Japan’s Export Volume Rises at Fastest Pace in Nearly Two Years

20-Dec-2016 Intellasia | WSJ | 6:00 AM Print This Post

Move signals world’s third-largest economy is on steady growth track

Japan’s export volume rose at the fastest pace in nearly two years in November, boosted by demand from China, signaling that the world’s third-largest economy is on a steady growth track.

After suffering two years of choppy expansion that undercut prime minister Shinzo Abe’s ambitions to revive the economy, figures this year suggest Japan is on a more solid footing. The economy expanded modestly in each of the first three quarters of 2016, and economists expect something similar in the fourth quarter.

Exports, which traditionally drive Japan’s industrial growth, have turned from a drag to a tailwind recently, thanks to factors such as growing demand for Japanese parts from Chinese smartphone makers.

Japan’s exports to China increased 4.4 percent from a year earlier to JPY 1.1 trillion ($9.3 billion) during November, the first rise in value terms since February. Semiconductor maker Toshiba Corp.’s stock price has jumped 38 percent since the beginning of October.

Overall, export volume rose 7.4 percent in November from a year earlier, driven by demand for semiconductors, ships and car parts, the Ministry of Finance said on Monday.

The figures add to the likelihood that the Bank of Japan will raise its assessment of Japan’s economy, including export demand, when the central bank concludes its regular two-day policy meeting on Tuesday.

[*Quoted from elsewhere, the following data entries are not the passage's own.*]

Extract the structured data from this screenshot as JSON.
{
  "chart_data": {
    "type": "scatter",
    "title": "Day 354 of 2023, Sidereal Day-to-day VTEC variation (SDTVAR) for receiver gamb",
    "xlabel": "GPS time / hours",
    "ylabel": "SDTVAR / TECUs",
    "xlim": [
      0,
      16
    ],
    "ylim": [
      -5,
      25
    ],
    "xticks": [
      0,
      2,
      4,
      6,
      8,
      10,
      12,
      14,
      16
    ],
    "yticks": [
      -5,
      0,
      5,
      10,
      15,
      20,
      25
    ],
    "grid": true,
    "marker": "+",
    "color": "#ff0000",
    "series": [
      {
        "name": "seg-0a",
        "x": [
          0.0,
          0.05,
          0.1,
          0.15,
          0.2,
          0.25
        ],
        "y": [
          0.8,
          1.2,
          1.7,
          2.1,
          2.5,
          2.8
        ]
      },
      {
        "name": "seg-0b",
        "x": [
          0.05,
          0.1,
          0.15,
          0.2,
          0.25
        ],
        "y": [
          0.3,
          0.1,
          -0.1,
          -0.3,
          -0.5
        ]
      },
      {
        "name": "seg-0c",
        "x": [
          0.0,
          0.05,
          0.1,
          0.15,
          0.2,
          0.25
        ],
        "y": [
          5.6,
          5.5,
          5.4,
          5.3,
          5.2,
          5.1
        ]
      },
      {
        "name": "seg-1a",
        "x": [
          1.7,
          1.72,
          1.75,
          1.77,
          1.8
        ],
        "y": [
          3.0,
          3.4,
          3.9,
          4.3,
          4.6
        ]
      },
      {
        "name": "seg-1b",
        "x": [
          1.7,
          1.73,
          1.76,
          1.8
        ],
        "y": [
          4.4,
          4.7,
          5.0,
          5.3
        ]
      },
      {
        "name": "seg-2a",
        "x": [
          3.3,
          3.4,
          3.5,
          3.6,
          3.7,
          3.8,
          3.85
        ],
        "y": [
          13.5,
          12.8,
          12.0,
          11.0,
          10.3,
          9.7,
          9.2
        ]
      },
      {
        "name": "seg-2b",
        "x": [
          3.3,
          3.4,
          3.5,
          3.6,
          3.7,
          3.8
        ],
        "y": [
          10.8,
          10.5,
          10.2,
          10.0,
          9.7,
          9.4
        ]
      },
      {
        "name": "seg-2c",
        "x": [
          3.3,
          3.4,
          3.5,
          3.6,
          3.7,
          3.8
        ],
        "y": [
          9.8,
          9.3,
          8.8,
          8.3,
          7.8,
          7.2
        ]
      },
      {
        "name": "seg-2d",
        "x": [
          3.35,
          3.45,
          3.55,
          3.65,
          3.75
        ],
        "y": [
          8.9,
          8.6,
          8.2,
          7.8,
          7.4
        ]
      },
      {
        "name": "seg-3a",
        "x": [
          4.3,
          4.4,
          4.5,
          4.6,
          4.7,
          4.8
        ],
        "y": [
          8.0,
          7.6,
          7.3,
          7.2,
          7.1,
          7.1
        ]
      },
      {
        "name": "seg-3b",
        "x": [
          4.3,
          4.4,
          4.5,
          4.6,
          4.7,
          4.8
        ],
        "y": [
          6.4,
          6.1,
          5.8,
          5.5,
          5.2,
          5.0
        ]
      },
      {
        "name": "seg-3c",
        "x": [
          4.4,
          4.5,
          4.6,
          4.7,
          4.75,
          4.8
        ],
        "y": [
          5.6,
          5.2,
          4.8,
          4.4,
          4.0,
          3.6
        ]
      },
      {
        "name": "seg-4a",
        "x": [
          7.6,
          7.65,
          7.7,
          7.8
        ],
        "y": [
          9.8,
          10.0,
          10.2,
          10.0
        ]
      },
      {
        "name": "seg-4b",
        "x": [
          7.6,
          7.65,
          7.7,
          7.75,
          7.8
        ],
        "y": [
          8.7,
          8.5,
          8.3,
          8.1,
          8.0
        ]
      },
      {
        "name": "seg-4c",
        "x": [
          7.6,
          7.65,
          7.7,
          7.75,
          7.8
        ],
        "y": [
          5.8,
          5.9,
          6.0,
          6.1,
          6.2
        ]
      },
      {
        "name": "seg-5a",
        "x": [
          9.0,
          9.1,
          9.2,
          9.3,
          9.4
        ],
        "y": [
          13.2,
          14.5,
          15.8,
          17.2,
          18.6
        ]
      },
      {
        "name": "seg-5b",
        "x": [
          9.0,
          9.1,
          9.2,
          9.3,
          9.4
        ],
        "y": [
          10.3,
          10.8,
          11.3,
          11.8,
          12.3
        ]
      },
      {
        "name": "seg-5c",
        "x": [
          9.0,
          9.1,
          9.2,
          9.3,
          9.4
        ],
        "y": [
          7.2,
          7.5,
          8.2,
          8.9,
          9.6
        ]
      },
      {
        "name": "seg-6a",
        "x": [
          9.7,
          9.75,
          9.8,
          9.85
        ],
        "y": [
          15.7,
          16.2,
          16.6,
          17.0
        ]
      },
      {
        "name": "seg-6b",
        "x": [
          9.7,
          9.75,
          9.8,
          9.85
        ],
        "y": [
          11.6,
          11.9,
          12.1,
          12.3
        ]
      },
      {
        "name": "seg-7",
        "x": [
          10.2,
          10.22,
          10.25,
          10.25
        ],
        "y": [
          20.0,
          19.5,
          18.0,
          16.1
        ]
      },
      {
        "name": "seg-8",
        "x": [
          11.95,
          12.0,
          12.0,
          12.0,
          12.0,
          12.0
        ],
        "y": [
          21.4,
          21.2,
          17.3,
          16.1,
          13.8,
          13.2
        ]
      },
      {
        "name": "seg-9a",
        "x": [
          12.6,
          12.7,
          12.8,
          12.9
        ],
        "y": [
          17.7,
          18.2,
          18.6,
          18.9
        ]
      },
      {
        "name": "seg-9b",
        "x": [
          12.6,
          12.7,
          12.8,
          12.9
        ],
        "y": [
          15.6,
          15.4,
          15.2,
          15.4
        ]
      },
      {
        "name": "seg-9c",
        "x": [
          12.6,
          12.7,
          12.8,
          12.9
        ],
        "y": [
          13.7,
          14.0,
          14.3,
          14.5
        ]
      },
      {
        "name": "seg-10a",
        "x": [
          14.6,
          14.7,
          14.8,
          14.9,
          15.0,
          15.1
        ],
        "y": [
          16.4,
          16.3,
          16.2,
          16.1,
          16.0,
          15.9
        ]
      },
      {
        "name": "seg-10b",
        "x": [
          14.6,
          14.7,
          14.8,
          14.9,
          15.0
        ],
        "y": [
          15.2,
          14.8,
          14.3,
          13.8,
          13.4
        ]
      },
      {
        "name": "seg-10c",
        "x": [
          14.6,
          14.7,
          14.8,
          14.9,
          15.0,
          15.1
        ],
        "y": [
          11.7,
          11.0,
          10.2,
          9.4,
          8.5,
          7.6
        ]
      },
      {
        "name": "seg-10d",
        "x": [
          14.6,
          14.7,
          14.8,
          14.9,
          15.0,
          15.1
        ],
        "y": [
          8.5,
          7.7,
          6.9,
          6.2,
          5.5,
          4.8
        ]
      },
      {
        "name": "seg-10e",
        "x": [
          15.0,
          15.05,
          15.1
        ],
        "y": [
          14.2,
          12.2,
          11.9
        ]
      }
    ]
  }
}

SMBC Nikko Securities economist Junichi Makino said there was even a small chance that the Bank of Japan would tighten monetary policy by raising its target for the interest rate on 10-year government bonds. The target currently stands at zero.

While Makino said he still expected the BOJ to stand pat, and other economists dismissed the chance of a rate increase, the discussion shows how the debate has shifted. Until recently, each BOJ meeting was preceded by speculation of possible new easing steps to jolt the lackluster economy.

Since Donald Trump’s victory in the US presidential election, the yen has fallen sharply and stock prices have moved to a high for the year. A weaker yen makes Japanese exporters more competitive and makes the country a more attractive destination for tourists, which bodes well for the economy in 2017.

Still, economists said Japan was vulnerable to any unexpected shifts in Trump’s policies. He has criticised China for what he described as that nation’s currency manipulation and might take a dim view of the yen’s recent fall, said another SMBC Nikko Securities economist, Yoshimasa Maruyama.

“A further appreciation in the dollar wouldn’t sit well with President-elect Trump’s intentions,” Maruyama said. “It’s possible that he will try to correct the dollar’s strength through verbal intervention.”

Trump said during the campaign that Japan was taking advantage of the US by exporting many cars. According to Monday’s data, Japan exported 180,919 vehicles to the US in November, up 26 percent from the year-earlier figure. Meanwhile, Japan’s imports fell nearly 9 percent in November, the 23rd consecutive month of contraction.

Another risk is a sudden downturn in China, where government efforts to restrain credit growth have triggered market volatility.